Being Maori, Being Takatāpui

Presentation Type: Oral
Conference Stream: Intersections
Presenter: Leonie Pihama
Presentation Title: Being Maori, Being Takatāpui
Room: Swan
Program schedule: Friday 14 August 2015 at 11:00
Duration: 30 mins

Summary

This presentation will explore the relationships between being Māori and being takatāpui within contemporary Māori society. It will explore historical and traditional understandings which may be drawn upon for Indigenous understandings of sexuality and provide analysis of the impact of colonial gender and race assumptions that have re-framed and re-defined Māori sexuality. Such ideologies have had a significant impact upon the wellbeing of Māori people and have disrupted fundamental Indigenous understandings, reo (language), tikanga (practices and protocols) and mātauranga (knowledges) about gender and sexuality beliefs and roles within Māori society. This has major implications for health and wellbeing.
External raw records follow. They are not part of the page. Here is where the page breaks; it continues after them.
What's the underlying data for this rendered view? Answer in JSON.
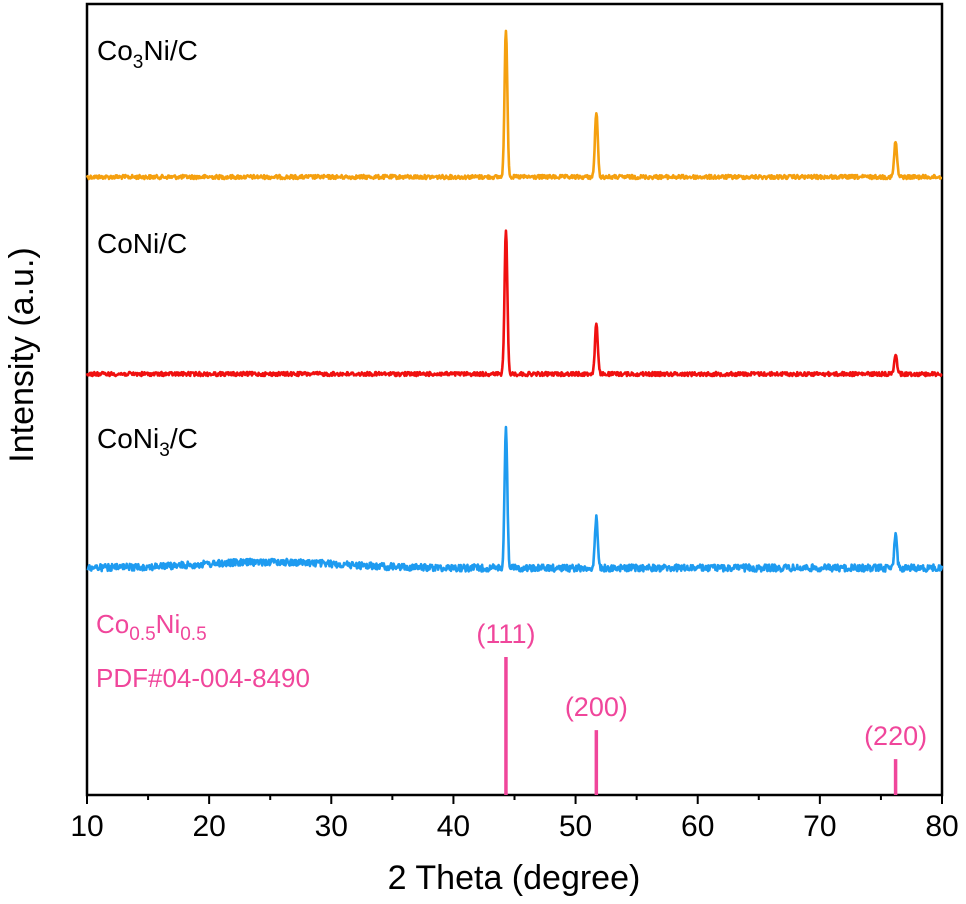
{
  "chart_data": {
    "type": "line",
    "xlabel": "2 Theta (degree)",
    "ylabel": "Intensity (a.u.)",
    "xlim": [
      10,
      80
    ],
    "xticks": [
      "10",
      "20",
      "30",
      "40",
      "50",
      "60",
      "70",
      "80"
    ],
    "series": [
      {
        "name": "Co3Ni/C",
        "label_main1": "Co",
        "label_sub1": "3",
        "label_main2": "Ni/C",
        "color": "#F5A00F",
        "peaks": [
          {
            "x": 44.3,
            "height": 1.0
          },
          {
            "x": 51.7,
            "height": 0.44
          },
          {
            "x": 76.2,
            "height": 0.24
          }
        ]
      },
      {
        "name": "CoNi/C",
        "label_main1": "CoNi/C",
        "label_sub1": "",
        "label_main2": "",
        "color": "#F01010",
        "peaks": [
          {
            "x": 44.3,
            "height": 0.98
          },
          {
            "x": 51.7,
            "height": 0.34
          },
          {
            "x": 76.2,
            "height": 0.14
          }
        ]
      },
      {
        "name": "CoNi3/C",
        "label_main1": "CoNi",
        "label_sub1": "3",
        "label_main2": "/C",
        "color": "#1E9BF0",
        "peaks": [
          {
            "x": 44.3,
            "height": 0.95
          },
          {
            "x": 51.7,
            "height": 0.34
          },
          {
            "x": 76.2,
            "height": 0.22
          }
        ]
      }
    ],
    "reference": {
      "color": "#F0469B",
      "line1_main1": "Co",
      "line1_sub1": "0.5",
      "line1_main2": "Ni",
      "line1_sub2": "0.5",
      "line2": "PDF#04-004-8490",
      "peaks": [
        {
          "x": 44.3,
          "intensity": 100,
          "label": "(111)"
        },
        {
          "x": 51.7,
          "intensity": 47,
          "label": "(200)"
        },
        {
          "x": 76.2,
          "intensity": 26,
          "label": "(220)"
        }
      ]
    }
  }
}
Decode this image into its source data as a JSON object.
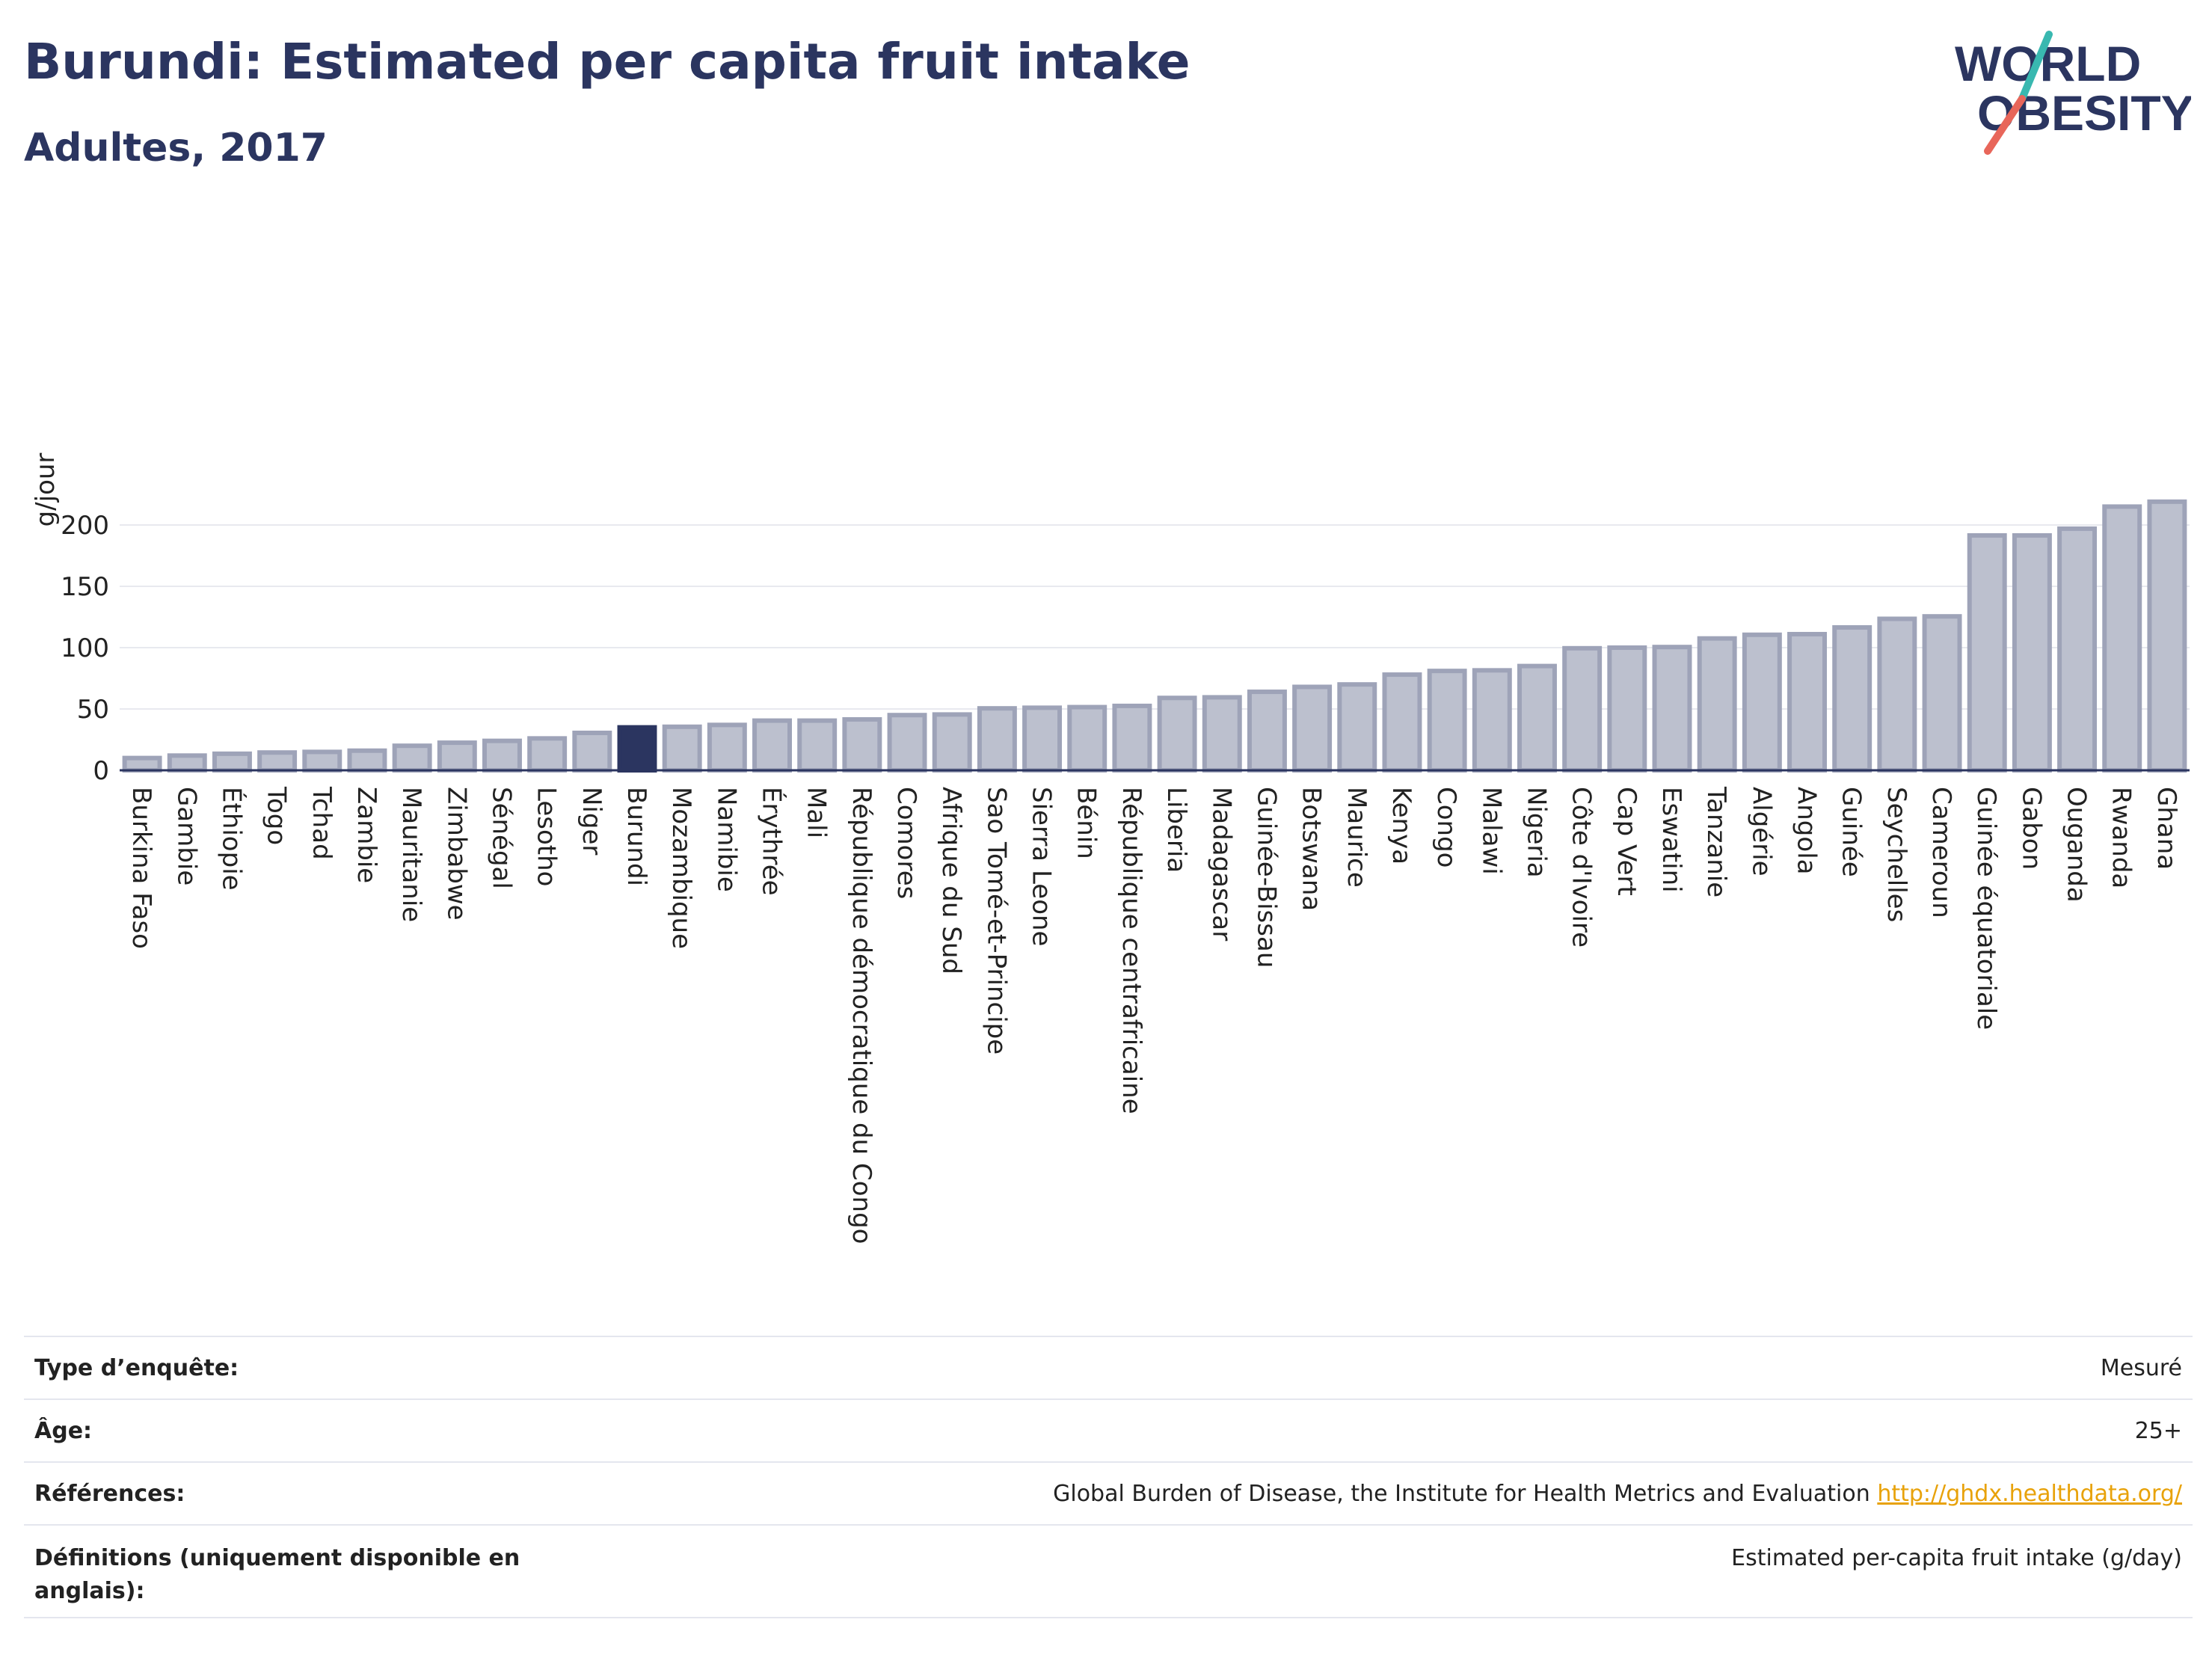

The presentation will also provide an overview of a current research project development, ‘Honour Project Aotearoa’ will investigate understandings of health and wellbeing in relation to the Takatāpui community. This research project will build on the ‘Honor Project’, a ground-breaking study undertaken by Dr. Karina Walters of the Indigenous Wellness Research Institute at the University of Washington, which explored wellbeing within the Native American Two-Spirit community. ‘Honour Project Aotearoa’ will be the first project to investigate understandings of wellbeing within the Takatāpui community. It will explore the health needs of Takatāpui, and provide insights into processes by which health service delivery can better serve the needs of this particular community.